The blocks shown in figure have equal masses. The surface of A is smooth but that of B has a friction coefficient of 0.10 with the floor. Block A is moving at a speed of 10 m/s towards B which is kept at rest. Find the distance travelled by B if (a) the collision is perfectly elastic and (b) the collision is perfectly inelastic.
Figure

Answer 1

Given,
Speed of the block A = 10 m/s
The block B is kept at rest.
Coefficient of friction between floor and block B, μ = 0.10

Lets v₁ and v₂ be the velocities of A and B after collision respectively.

(a) If the collision is perfectly elastic, linear momentum is conserved.
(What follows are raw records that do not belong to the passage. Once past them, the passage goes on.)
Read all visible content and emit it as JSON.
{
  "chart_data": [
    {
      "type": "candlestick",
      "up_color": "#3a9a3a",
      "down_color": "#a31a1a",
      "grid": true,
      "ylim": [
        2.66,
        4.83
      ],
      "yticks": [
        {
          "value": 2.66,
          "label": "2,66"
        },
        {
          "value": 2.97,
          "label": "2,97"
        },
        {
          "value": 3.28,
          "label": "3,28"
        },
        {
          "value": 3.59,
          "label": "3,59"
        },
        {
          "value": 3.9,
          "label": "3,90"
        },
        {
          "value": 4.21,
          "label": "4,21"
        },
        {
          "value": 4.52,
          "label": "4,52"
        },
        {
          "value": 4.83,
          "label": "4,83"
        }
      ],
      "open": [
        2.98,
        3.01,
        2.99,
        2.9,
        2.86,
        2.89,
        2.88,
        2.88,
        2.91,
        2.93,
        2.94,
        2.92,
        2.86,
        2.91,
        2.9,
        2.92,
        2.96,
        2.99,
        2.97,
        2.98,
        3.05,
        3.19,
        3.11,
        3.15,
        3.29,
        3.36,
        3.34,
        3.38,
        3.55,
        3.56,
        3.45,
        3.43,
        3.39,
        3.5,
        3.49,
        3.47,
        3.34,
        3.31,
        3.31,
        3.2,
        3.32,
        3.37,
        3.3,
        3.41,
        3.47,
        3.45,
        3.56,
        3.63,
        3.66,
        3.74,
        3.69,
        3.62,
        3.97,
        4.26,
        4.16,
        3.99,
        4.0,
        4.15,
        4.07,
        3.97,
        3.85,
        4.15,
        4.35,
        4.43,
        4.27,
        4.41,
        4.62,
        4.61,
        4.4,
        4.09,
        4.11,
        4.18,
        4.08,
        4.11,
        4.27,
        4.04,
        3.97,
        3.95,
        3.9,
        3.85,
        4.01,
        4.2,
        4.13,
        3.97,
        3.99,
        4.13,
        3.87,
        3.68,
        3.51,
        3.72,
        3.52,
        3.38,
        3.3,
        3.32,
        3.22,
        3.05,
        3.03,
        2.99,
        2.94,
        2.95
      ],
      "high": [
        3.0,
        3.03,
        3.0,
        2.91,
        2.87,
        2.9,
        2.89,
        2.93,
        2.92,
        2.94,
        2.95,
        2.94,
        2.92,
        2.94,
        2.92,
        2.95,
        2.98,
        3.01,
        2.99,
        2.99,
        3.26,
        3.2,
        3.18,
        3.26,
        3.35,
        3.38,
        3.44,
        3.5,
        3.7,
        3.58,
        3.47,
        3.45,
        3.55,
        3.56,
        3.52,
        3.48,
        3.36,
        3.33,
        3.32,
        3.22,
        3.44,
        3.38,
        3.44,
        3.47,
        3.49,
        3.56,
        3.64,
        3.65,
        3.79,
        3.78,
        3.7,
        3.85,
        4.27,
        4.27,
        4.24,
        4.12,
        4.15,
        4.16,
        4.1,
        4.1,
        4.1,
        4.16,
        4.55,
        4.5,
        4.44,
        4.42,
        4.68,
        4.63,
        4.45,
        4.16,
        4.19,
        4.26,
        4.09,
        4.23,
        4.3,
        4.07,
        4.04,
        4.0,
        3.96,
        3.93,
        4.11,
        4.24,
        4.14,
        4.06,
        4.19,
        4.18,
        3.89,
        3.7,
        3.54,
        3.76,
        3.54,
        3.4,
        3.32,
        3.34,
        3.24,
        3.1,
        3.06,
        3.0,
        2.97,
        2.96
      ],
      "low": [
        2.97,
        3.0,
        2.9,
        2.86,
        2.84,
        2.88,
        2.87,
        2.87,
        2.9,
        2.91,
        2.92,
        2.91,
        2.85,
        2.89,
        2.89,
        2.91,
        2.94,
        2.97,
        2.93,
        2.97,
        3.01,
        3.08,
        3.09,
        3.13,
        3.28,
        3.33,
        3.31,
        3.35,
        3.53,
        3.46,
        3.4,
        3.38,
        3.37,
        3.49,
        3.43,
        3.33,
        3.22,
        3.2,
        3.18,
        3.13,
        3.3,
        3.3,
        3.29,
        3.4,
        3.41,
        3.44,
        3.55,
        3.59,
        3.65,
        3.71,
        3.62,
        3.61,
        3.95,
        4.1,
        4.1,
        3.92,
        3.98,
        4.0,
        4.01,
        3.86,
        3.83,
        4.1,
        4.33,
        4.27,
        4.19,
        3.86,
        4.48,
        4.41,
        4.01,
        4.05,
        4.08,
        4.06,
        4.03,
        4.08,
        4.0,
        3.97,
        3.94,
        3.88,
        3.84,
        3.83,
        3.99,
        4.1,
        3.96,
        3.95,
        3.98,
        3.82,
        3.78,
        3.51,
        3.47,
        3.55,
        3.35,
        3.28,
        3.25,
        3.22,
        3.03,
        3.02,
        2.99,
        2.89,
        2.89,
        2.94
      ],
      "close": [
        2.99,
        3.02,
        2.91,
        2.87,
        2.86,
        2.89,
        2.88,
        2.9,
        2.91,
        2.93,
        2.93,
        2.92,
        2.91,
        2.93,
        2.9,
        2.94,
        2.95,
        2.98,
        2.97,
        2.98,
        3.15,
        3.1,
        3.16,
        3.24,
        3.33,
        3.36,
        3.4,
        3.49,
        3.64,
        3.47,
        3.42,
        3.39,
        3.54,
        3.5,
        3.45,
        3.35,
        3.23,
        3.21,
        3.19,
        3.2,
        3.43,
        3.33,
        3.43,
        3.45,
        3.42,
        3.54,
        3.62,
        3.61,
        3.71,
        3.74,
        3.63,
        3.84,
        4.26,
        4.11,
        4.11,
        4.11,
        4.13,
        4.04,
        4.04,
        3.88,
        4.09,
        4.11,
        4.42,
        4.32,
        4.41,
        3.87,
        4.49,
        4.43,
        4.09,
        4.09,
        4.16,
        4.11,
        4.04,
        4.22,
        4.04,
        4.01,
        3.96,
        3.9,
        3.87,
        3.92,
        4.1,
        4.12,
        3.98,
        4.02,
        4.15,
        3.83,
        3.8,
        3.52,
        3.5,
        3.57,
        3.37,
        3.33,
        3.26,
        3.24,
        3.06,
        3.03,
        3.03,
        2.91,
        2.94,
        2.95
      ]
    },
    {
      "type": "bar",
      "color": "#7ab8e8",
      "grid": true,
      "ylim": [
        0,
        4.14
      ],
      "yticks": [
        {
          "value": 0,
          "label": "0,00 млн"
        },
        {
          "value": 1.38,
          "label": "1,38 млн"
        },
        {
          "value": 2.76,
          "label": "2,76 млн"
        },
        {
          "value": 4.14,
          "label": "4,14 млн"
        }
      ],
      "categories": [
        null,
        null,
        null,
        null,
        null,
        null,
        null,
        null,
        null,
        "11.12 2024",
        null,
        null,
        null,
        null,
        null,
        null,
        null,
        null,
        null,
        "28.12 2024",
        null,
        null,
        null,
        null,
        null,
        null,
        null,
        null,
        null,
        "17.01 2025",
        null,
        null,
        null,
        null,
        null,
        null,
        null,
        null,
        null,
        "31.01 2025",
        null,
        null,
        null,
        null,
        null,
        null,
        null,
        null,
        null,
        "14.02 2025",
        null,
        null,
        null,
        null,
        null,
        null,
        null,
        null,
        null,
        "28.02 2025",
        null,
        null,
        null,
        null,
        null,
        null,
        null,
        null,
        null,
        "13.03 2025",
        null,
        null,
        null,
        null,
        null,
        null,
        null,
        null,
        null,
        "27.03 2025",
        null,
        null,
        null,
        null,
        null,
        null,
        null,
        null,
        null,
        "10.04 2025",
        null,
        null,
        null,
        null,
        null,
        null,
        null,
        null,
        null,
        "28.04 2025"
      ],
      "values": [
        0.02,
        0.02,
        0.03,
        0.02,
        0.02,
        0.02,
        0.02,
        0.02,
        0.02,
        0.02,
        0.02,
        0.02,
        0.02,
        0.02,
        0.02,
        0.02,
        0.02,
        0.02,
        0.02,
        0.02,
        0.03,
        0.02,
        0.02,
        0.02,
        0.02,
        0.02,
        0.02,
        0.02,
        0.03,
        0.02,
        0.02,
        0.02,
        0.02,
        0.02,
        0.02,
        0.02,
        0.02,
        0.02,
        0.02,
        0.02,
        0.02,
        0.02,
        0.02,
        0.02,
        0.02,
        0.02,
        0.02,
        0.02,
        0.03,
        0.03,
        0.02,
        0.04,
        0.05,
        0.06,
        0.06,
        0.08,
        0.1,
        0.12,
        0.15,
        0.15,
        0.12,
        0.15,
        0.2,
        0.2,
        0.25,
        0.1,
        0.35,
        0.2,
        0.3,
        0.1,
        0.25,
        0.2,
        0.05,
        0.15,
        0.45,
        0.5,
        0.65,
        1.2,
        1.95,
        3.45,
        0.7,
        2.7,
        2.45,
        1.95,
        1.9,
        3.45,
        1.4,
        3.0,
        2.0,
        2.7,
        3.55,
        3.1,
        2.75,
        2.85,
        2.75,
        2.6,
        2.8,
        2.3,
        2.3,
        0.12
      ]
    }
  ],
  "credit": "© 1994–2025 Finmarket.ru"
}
Using the law of conservation of linear momentum, we can write:
$$\begin{gathered} m{u}_1+m{u}_2=m{v}_1+m{v}_2 \\ \Rightarrow 10+0=v_1+v_2 \\ {v}_1+v_2=10...\left(1\right) \\ \mathrm{We}\mathrm{know}, \\ \mathrm{Velocity}\mathrm{of}\mathrm{separation}\left(\mathrm{after}\mathrm{collision}\right)=\mathrm{Velocity}\mathrm{of}\mathrm{approach}\left(\mathrm{before}\mathrm{collision}\right) \\ {v}_1-v_2=-(u_1-v_2) \\ \Rightarrow v_1-v_2=-10...\left(2\right) \\ \mathrm{Substracting}\mathrm{equation}\left(2\right)\mathrm{from}\left(1\right),\mathrm{we}\mathrm{get}: \\ 2v_2=20 \\ \Rightarrow v_2=10\mathrm{m}/\mathrm{s} \end{gathered}$$

The deceleration of block B is calculated as follows:

Applying the work energy principle, we get:

$$\begin{gathered} \left(\frac{1}{2}\right)\times m\times (0{)}^2-\left(\frac{1}{2}\right)\times m\times v^2=-m\times a\times s_1 \\ \Rightarrow -\left(\frac{1}{2}\right)\times (10{)}^2=-\mu g\times s_1 \\ \Rightarrow s_1=\frac{100}{2\times 1\times 10}=50\mathrm{m} \end{gathered}$$

(b) If the collision is perfectly inelastic, we can write:

$$\begin{gathered} m\times u_1+m\times u_2=(m+m)\times v \\ \Rightarrow m\times 10+m\times 0=2m\times v \\ \Rightarrow v=\left(\frac{10}{2}\right)=5\mathrm{m}/\mathrm{s} \end{gathered}$$

The two blocks move together, sticking to each other.
∴ Applying the work-energy principle again, we get:

$$\begin{gathered} \left(\frac{1}{2}\right)\times 2m\times (0{)}^2-\left(\frac{1}{2}\right)\times 2m\times (v{)}^2=2\mathrm{m}\times \mathrm{\mu }g\times s_2 \\ \Rightarrow \frac{(5{)}^2}{0.1\times 10\times 2}=s_2 \\ \Rightarrow s_2=12.5\mathrm{m} \end{gathered}$$